MDLinx: What are the barriers for this treatment for use in other blood cancers, or for solid tumors?
Dr. Jaffee: One barrier for other cancers is that we need to find what their antigens are. For acute lymphoblastic leukemia, we know we're targeting a B cell-specific antigen. But as far as knowing what to target in other cancers, both blood and solid tumors, we don't know what those antigens are—we don't know what the immune system sees in the cancer versus in the normal tissue.
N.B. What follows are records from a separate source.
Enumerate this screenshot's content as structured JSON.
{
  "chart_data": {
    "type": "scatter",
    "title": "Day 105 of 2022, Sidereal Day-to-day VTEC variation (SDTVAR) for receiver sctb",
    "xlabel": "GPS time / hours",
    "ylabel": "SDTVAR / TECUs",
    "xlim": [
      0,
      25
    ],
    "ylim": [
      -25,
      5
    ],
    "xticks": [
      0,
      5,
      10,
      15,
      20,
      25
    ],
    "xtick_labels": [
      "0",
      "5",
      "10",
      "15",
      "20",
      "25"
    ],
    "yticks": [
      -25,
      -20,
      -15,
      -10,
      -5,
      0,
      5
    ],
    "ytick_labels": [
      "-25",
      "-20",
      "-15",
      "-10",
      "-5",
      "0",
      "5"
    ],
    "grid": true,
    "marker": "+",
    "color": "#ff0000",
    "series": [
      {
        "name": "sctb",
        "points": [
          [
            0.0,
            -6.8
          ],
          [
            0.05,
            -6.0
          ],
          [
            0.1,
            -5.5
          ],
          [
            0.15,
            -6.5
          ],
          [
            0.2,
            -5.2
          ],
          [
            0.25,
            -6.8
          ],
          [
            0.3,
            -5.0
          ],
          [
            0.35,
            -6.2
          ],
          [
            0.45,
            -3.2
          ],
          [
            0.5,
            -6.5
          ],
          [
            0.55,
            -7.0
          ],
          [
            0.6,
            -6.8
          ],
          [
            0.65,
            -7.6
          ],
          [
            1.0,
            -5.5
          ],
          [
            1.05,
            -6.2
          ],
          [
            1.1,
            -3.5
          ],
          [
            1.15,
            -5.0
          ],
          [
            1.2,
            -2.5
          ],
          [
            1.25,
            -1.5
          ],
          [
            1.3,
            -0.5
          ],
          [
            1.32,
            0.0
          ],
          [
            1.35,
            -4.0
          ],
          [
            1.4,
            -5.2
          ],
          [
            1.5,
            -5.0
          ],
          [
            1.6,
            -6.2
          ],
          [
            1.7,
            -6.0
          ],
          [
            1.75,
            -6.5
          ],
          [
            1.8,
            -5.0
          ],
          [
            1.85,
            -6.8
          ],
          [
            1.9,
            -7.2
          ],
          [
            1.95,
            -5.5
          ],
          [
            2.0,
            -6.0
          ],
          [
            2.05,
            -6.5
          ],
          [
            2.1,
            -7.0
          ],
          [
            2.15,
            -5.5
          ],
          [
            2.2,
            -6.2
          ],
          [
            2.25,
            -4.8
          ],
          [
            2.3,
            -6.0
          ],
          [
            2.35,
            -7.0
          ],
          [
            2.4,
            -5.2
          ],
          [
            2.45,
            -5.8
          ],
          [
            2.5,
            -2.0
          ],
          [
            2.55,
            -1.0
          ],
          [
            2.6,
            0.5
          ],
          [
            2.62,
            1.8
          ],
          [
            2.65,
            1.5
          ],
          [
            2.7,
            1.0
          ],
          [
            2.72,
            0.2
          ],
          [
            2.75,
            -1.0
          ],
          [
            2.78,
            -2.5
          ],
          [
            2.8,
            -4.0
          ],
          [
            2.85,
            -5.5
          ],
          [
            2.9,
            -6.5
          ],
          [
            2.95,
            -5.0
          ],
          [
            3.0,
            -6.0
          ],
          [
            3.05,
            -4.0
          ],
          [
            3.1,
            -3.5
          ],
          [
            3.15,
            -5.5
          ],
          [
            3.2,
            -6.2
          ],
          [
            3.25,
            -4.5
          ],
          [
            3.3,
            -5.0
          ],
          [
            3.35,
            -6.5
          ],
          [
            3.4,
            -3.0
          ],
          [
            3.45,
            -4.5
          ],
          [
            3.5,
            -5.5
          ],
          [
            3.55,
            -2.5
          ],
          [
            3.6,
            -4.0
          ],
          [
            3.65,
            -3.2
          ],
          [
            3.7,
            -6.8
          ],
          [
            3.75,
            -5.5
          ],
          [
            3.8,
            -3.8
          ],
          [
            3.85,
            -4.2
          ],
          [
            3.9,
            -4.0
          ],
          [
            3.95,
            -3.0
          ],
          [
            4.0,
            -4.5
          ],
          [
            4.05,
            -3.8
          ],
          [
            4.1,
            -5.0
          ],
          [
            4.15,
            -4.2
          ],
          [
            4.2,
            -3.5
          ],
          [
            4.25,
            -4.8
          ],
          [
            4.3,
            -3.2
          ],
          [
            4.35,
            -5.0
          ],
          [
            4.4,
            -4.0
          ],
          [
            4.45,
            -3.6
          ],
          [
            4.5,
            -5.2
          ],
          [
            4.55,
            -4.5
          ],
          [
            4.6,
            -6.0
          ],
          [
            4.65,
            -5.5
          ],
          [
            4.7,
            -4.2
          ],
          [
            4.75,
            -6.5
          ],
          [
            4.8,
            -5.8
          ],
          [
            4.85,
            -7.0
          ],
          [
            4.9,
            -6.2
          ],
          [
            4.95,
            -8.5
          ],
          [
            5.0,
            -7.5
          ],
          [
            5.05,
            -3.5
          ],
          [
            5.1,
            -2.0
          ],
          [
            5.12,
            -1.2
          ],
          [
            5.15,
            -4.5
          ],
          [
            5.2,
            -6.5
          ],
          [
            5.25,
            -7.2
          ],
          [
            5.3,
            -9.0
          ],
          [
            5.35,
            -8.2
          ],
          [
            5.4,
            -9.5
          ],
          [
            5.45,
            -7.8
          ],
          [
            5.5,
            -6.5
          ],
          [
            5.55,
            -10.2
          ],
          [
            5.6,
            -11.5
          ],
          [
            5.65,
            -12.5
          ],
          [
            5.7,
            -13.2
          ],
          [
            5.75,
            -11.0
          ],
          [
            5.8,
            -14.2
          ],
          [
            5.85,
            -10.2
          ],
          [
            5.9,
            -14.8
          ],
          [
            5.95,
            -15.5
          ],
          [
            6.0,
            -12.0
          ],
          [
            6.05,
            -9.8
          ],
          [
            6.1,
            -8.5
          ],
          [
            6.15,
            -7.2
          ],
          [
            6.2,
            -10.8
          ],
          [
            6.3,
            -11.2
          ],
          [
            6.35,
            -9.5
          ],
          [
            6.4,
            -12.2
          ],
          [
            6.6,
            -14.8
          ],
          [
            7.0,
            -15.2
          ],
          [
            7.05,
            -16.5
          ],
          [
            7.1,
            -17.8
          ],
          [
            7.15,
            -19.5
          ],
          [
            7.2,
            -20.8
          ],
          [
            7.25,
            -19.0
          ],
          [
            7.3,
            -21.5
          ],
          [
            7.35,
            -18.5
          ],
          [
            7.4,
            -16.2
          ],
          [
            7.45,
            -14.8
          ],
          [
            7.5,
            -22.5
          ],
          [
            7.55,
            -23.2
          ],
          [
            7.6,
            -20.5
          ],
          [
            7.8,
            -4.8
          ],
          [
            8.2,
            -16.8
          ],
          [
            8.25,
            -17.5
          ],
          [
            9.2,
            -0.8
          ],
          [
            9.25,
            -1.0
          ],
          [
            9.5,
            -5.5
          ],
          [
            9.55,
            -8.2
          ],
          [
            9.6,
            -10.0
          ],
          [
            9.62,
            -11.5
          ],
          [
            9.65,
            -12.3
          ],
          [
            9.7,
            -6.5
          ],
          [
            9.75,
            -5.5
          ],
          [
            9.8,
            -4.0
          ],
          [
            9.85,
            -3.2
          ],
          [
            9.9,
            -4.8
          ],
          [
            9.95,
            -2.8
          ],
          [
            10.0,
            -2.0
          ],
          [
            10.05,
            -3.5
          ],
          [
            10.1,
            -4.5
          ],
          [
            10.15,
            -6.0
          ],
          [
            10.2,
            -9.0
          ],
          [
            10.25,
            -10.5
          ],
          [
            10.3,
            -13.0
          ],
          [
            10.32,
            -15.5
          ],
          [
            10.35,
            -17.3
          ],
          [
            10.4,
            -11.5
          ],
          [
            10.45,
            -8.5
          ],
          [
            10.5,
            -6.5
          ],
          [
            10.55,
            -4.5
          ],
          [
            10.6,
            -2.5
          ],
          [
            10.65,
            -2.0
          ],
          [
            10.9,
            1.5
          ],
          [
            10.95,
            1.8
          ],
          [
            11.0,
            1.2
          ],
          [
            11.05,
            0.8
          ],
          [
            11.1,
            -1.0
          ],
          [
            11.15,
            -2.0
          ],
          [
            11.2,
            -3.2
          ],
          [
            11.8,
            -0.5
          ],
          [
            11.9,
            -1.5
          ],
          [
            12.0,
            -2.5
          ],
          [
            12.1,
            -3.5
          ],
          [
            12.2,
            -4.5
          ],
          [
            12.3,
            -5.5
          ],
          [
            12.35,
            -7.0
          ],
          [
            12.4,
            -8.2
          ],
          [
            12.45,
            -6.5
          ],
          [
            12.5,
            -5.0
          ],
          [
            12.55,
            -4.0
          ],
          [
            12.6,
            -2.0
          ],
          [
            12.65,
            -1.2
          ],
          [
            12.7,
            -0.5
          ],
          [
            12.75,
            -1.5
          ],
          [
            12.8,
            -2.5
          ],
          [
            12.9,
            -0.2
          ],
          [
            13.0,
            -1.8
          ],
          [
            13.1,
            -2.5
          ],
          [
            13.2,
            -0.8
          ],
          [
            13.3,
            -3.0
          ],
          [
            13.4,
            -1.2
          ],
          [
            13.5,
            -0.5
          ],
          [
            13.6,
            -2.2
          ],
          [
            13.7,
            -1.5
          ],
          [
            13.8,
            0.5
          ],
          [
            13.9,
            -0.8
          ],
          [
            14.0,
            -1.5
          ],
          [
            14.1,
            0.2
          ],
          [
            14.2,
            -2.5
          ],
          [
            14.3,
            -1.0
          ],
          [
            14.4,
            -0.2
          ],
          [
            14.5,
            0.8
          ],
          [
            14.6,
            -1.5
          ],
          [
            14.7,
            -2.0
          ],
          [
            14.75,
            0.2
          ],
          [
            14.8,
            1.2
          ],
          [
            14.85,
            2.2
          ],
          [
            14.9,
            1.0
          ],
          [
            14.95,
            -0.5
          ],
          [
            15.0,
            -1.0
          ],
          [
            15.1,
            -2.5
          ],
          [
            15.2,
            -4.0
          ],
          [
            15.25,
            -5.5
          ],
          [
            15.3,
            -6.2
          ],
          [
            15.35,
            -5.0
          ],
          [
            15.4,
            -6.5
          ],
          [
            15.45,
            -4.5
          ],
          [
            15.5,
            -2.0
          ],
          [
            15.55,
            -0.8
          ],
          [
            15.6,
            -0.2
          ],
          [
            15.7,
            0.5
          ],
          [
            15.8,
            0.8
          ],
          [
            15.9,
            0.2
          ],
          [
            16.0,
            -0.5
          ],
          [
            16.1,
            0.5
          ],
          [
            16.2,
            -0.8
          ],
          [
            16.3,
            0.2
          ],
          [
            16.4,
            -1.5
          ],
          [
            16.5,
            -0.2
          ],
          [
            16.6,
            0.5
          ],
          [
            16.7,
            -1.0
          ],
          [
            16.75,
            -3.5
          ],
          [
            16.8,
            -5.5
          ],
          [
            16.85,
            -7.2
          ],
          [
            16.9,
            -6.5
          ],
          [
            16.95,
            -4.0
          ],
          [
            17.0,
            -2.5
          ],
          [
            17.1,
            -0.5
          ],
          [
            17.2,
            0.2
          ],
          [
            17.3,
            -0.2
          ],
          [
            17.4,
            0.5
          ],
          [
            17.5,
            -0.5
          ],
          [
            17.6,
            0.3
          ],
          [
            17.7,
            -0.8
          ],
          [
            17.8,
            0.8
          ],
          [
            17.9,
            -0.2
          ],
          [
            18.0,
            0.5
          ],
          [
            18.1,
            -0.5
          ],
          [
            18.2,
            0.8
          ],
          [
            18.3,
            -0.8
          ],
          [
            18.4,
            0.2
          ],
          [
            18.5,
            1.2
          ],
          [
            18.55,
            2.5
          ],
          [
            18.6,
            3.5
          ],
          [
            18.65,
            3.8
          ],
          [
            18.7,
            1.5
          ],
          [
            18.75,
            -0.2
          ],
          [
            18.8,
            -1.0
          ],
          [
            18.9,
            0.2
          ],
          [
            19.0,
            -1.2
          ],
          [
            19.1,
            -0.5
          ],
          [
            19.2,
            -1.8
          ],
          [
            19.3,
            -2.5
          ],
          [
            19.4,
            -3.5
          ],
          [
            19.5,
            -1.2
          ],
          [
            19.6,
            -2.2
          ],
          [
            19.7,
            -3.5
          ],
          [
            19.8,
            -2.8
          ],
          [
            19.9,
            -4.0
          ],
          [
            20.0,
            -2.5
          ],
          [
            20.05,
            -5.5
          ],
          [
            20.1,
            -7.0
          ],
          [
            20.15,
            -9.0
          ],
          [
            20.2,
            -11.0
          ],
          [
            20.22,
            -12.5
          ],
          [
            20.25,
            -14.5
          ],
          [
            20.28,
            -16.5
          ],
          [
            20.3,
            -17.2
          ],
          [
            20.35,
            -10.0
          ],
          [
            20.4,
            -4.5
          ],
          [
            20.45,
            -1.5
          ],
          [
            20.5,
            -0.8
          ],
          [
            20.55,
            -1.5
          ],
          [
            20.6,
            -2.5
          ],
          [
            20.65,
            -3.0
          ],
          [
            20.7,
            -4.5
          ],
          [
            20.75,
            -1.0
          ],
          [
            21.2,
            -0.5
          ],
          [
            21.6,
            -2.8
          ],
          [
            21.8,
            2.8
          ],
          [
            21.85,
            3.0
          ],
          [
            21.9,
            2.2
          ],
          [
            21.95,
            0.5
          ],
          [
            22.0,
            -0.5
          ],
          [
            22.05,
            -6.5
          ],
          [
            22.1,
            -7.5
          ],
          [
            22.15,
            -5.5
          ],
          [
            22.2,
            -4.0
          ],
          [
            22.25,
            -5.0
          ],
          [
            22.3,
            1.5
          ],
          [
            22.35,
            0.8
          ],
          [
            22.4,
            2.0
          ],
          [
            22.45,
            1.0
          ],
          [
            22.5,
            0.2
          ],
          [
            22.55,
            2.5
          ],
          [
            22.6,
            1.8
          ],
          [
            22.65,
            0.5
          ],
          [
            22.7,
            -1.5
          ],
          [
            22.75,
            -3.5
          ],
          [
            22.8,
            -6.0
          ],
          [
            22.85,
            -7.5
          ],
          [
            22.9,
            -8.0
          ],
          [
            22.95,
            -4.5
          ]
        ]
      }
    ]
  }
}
Solid tumors present an even greater challenge. With a leukemia, the cells are in the blood. They're not in a mass that has protective mechanisms to prevent the activated T cells from getting in and killing the cancer. But that is the challenge with solid tumors. To get the CAR T cells into the mass effectively, we'll likely need to combine them with checkpoint inhibitors—the other approved immunotherapy for cancer. What checkpoint inhibitors do is they "take off the brakes" in the tumor mass that prevent the T cells from fully functioning. So, with checkpoint inhibitors, CAR T cells could get into the mass and kill the cancer. Of course, this presupposes that we know the antigen of that cancer.
MDLinx: What are the very next cancers that will likely have approvals for this kind of treatment?
Dr. Jaffee: CAR T cell therapy is now being studied in ovarian cancer. That may have a decent chance because ovarian cancer is kind of in between a solid and a liquid tumor, in the sense that the cells get into the peritoneal fluid. Investigators are now targeting a T-cell antigen that I identified, mesothelin, which is overexpressed by 50% of ovarian cancers. It's being targeted because it's mostly cancer specific—very few normal cells express mesothelin. These cancers include ovarian cancer, as I mentioned, as well as mesothelioma, some lung cancers, and pancreatic cancer. In fact, I discovered it in the context of pancreatic cancer initially, and then others started working on it in those other cancers.
But again, there's a lot of work that needs to be done before this treatment is really something that's going to be generally available.
About Dr. Jaffee: Elizabeth M. Jaffee, MD, is President-Elect of the American Association for Cancer Research (AACR), as well as Deputy Director of the Sidney Kimmel Comprehensive Cancer Center at Johns Hopkins in Baltimore, MD, and Associate Director of the Bloomberg-Kimmel Institute for Cancer Immunotherapy at Johns Hopkins. She is chair of the National Cancer Advisory Board for the National Cancer Institute and was co-chair of the recent FDA-AACR Regulatory Science and Policy Workshop on combination therapies in immuno-oncology.